Prime Message in Favor of Recognition: Erdogan’s outcry underscores the pain of truth


While Turkey attempts to gag the U.S. Congress from passing the “Armenian Genocide Resolution”, the republic might do better to muzzle its prime minister, who is making a remarkable case for why Turkey ought to be held accountable for its blood-soaked past.

This week Recep Tayyip Erdoğan threatened to deport some 100,000 Armenians from Turkey, who he says are living there illegally. The threat was leveled after Sweden passed a resolution recognizing the Genocide, less than three weeks after the US Congress House Foreign Affairs Committee narrowly (23-22) approved HR252, a similar resolution that now faces the unlikely chance of making it to a vote of the full assembly.

“There are 170,000 Armenians living in my country, and only 70,000 of them are my citizens, however, we shut our eyes to the remaining 100,000 Armenians. And if there is a need in the future, I will tell those 100,000 Armenians to leave for their country,” Erdogan said in a BBC radio interview on Tuesday.

“. . . leave for their country.”

The words are especially bitter for contemporary Armenians, descendants of those who had the good fortune of being deported – rather than shot, raped, disemboweled, decapitated, starved, drowned, dismembered – from the land they held, and that Erdogan now calls “my country”.

Nor was it enough that the PM threatened eviction of illegals. He also went on a tear against the Armenian Diaspora.

“The problems connected with relations with Armenia occur not because of us, but rather because of the Armenian side. Armenia must make an important decision. Armenia ought to get rid of the Diaspora mortgage,” Erdogan said.

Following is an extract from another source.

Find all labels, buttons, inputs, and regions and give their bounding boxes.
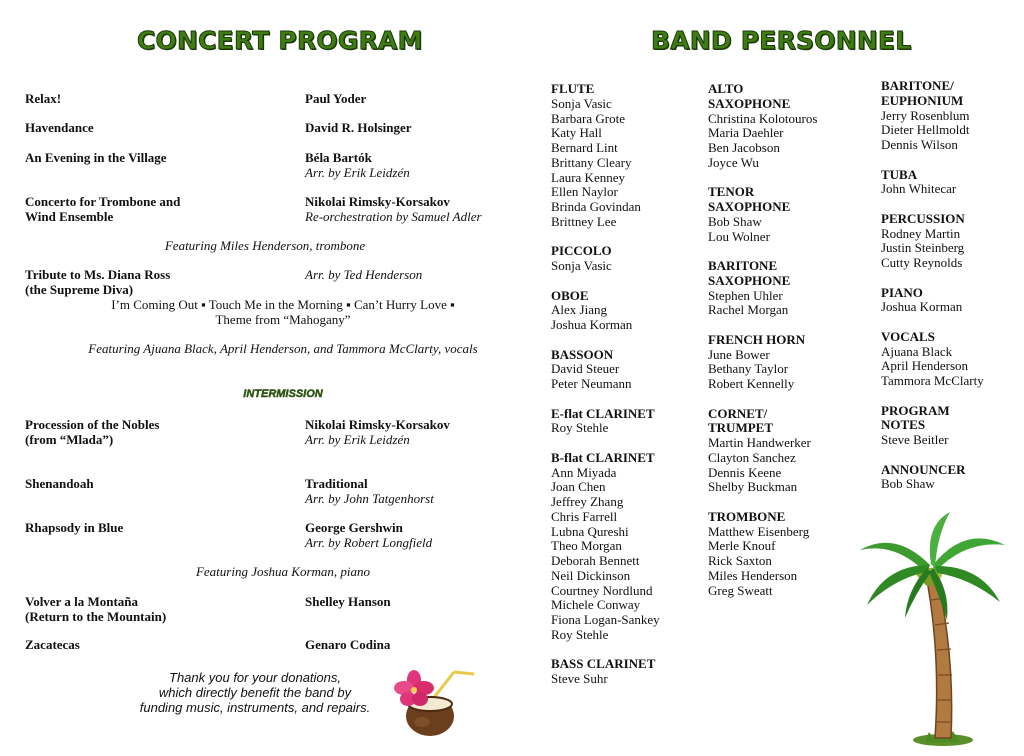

Interesting choice of phrase, “mortgage”. It speaks of real estate and of property liable to be taken. In short, a summary of what the Ottoman Turks did to the Armenians.

It speaks of obligations ceasing at death. Of which there was plenty, 1.5 million Armenians from 1915-23.

The very reason that there is an Armenian Diaspora is because of horror at the hands of Ottoman Turks that historic science acknowledges, yet Turkey disavows.

Erdogan continued his rant two days later following the Swedes’ vote.

“I should underline that this country’s soldier is bigger than history and that this country’s history is as clean and clear as the sun. No country’s parliament can tarnish it,” Erdoğan said during a public address on March 18.

What is “bigger than history”? Perhaps the ability to re-write it? Which is a privilege granted Erdogan and his government, should the U.S., unlike the 23 countries that have acknowledged the Armenian Genocide, continue its complicity with Turkey in the burial of truth.

What purpose – other than cruelty and a show of might – would be served by expelling Armenians from Turkey? They are there, in part, because of economic hardship Armenia experiences due to borders closed for nearly two decades (shut by Turkey in its solidarity with Muslim cousin Azerbaijan over the conflict in Nagorno Karabakh).

The premier’s lash could not have been better news for Armenia, as his outrage underscores what Hyestancis and multiple millions more Diaspora have been trying to tell the world for 95 years – Turkey denies its past and is willing to inflict further harm on innocents.

While it courts the European Union for membership, and threatens the United States with closing off strategic Middle East access, let it not go unnoticed that official Turkey’s character – shunning the light of truth -- is revealed in the ill-conceived words of its government leader.

“There is no genocide in our civilization. Our civilization is the civilization of love, tolerance and brotherhood,” Erdoğan said in his March 18 address. “Those who stay in the past can never reach a bright future.”

And those who deny their past for the sake of a “bright future” are hardly entitled to claim “tolerance and brotherhood”.